Jessica Zitter has gotten to be one of my favorite end-of-life writers. Watch her great video called “Extreme Measures”! She also writes some New York Times essays that I use in our Palliative Care program. She wrestles with issues of justice and the use of technology at the end of life – since she faces such ethical dilemmas daily in her dual roles as a Critical Care doc and palliative care specialist. In June she wrote an essay called “The Never-Ending Mistreatment of Black Patients.” She asks the uncomfortable question: At the end of life, do African-Americans get too much medical care?
Her patient is familiar to all of us who work in an ICU. He’s elderly, terminally ill, unable to be weaned from the vent….and African American. Trach? Terminal extubation? Choices that surprise her unprepared patient and son, neither of whom realize he is this sick. “No trach” says the patient, but then comes that question the son asks in the hall outside the room. Sometimes it gets asked and sometimes I, like Zitter, get a feeling it is a silent part of the conversation: “Are you sure you’re not doing this to save money?”
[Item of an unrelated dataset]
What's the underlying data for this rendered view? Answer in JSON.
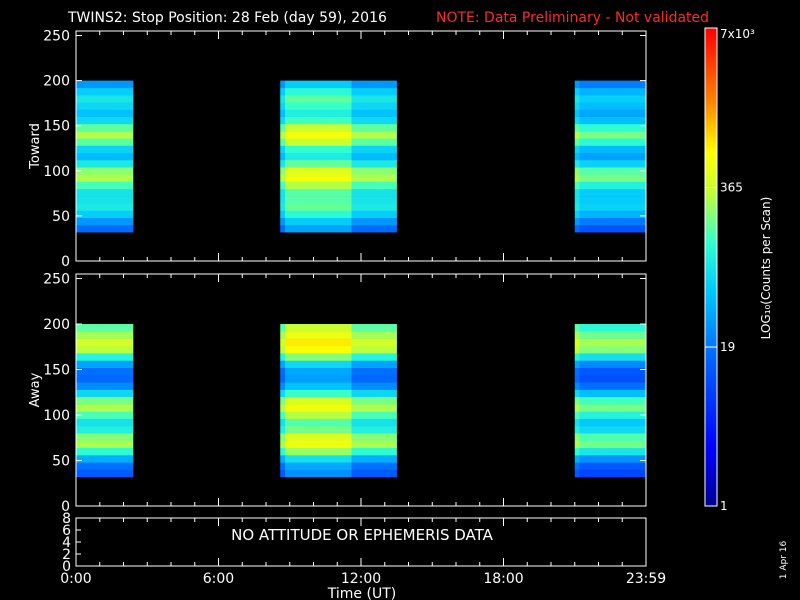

Healthcare disparities are real fact in our healthcare system. Usually we hear about the studies showing less pain medicine, less aggressive control of high blood pressure for minority patients. Some of my richest discussions with MSPC students are triggered by stories of the inequities that they have seen for their patients. But those of us in palliative care sometimes see a paradox at the end-of-life – i.e. patients and families who don’t trust clinicians and want to keep going, afraid that they aren’t getting the level of care that others would get. Particularly if we have white coats and white skin. Are we gatekeepers or caregivers? Has the ICU called a PC consult because they think their loved one…who has a different color of skin, who is undocumented, who was born elsewhere…just shouldn’t use up more of the healthcare resources? Zitter talks about her reflex to defend her own fairness by saying “Let’s keep going.” But is that capitulation something that just assuages the conscience of the clinician?
And can you blame our patients, in this world where public fear of “the other” is so often in the news? Zitter talks about how she sometimes can craft bridges – with her AA chaplain, by joining in prayer with patients, by seeking out threads of shared experiences, to connect with those who are different. By not running away from the tension. It takes commitment to help our African American patients see us as allies if we are white, particularly when we want to discuss choices like “comfort care.” Zitter asks us to “face our discomfort” and help our patients know we want to travel their journey with them.